Be kindly affectioned one to another with brotherly love; in honour preferring one another; not slothful in business; fervent in spirit; serving the Lord; rejoicing in hope; patient in tribulation; continuing instant in prayer; distributing to the necessity of saints; given to hospitality. Bless them which persecute you; bless, and curse not. Rejoice with them that do rejoice, and weep with them that weep. Be of the same mind one toward another. Mind not high things, but condescend to men of low estate.
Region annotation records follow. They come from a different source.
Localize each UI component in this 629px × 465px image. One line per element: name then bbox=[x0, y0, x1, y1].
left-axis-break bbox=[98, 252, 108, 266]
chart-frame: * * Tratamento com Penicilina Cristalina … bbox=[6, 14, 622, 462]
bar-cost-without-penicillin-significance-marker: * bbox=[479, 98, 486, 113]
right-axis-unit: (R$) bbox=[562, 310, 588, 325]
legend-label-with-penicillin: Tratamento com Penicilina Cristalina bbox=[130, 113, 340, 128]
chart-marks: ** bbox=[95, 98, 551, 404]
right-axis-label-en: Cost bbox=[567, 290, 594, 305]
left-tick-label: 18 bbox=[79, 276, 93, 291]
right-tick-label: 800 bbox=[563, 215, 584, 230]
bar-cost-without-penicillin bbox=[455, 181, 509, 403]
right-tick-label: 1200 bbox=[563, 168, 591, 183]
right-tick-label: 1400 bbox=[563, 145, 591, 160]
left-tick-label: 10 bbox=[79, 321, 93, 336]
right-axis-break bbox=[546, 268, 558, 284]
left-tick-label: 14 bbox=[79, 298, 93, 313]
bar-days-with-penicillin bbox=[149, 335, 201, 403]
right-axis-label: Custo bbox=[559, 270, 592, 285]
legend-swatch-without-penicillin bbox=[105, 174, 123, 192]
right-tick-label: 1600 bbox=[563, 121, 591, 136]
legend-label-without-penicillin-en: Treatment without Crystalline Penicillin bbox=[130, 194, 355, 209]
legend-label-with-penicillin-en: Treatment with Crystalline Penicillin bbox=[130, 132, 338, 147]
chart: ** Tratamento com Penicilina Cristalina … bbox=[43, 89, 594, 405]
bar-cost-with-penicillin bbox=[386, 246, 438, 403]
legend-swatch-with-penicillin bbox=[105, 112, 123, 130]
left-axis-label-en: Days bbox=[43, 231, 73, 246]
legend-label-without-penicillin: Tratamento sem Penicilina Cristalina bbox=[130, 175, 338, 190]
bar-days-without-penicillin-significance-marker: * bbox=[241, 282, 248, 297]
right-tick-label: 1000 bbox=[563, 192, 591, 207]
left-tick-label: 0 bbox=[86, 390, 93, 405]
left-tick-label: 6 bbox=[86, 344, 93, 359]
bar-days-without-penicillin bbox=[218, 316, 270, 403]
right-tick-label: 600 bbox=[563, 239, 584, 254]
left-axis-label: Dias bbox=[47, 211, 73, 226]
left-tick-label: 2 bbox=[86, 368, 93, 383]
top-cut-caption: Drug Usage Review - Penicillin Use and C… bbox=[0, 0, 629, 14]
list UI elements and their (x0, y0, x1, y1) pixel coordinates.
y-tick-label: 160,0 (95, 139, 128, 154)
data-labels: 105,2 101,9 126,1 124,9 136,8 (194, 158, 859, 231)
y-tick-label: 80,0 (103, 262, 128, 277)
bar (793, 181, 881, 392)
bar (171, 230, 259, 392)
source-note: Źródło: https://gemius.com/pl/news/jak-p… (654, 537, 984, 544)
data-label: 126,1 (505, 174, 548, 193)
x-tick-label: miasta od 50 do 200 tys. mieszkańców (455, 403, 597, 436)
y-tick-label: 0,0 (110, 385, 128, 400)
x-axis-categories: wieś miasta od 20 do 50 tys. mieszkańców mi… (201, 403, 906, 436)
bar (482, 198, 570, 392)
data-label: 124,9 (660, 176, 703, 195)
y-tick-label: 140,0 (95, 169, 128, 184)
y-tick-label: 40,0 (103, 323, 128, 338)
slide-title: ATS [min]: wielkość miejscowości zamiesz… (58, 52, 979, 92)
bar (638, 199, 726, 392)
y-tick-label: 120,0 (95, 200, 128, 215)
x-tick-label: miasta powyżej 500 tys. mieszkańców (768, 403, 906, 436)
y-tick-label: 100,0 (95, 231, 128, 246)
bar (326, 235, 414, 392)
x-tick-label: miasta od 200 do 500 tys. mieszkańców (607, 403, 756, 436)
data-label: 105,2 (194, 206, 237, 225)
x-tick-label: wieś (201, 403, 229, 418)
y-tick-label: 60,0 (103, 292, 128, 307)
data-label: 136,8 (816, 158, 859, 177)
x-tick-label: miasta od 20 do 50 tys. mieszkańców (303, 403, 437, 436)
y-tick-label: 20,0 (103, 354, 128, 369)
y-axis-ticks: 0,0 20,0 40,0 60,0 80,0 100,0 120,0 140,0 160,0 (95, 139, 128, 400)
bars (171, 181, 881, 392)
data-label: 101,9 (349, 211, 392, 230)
Be not wise in your own conceits. Recompense no man evil for evil.… Dearly beloved, avenge not yourselves, but rather give place unto wrath: for it is written, Vengeance is mine; I will repay, saith the Lord. Therefore if thine enemy hunger, feed him; if he thirst, give him drink: for in so doing thou shalt heap coals of fire on his head. Be not overcome of evil, but overcome evil with good.

It takes “living sacrifice” to act this way, day by day. It takes a changed, renewed mind, transformed attitudes that do not conform to the world’s attitudes, to live according to Romans 12:10–20. It also takes a willingness to stand directly before God in day-by-day, moment-by-moment practice, not simply a conforming to many Christians’ ideas of non-conformity.

Are you, am I, conformed non-conformists or transformed conformists in our practical lives? Let us ask the Spirit’s help for 1976.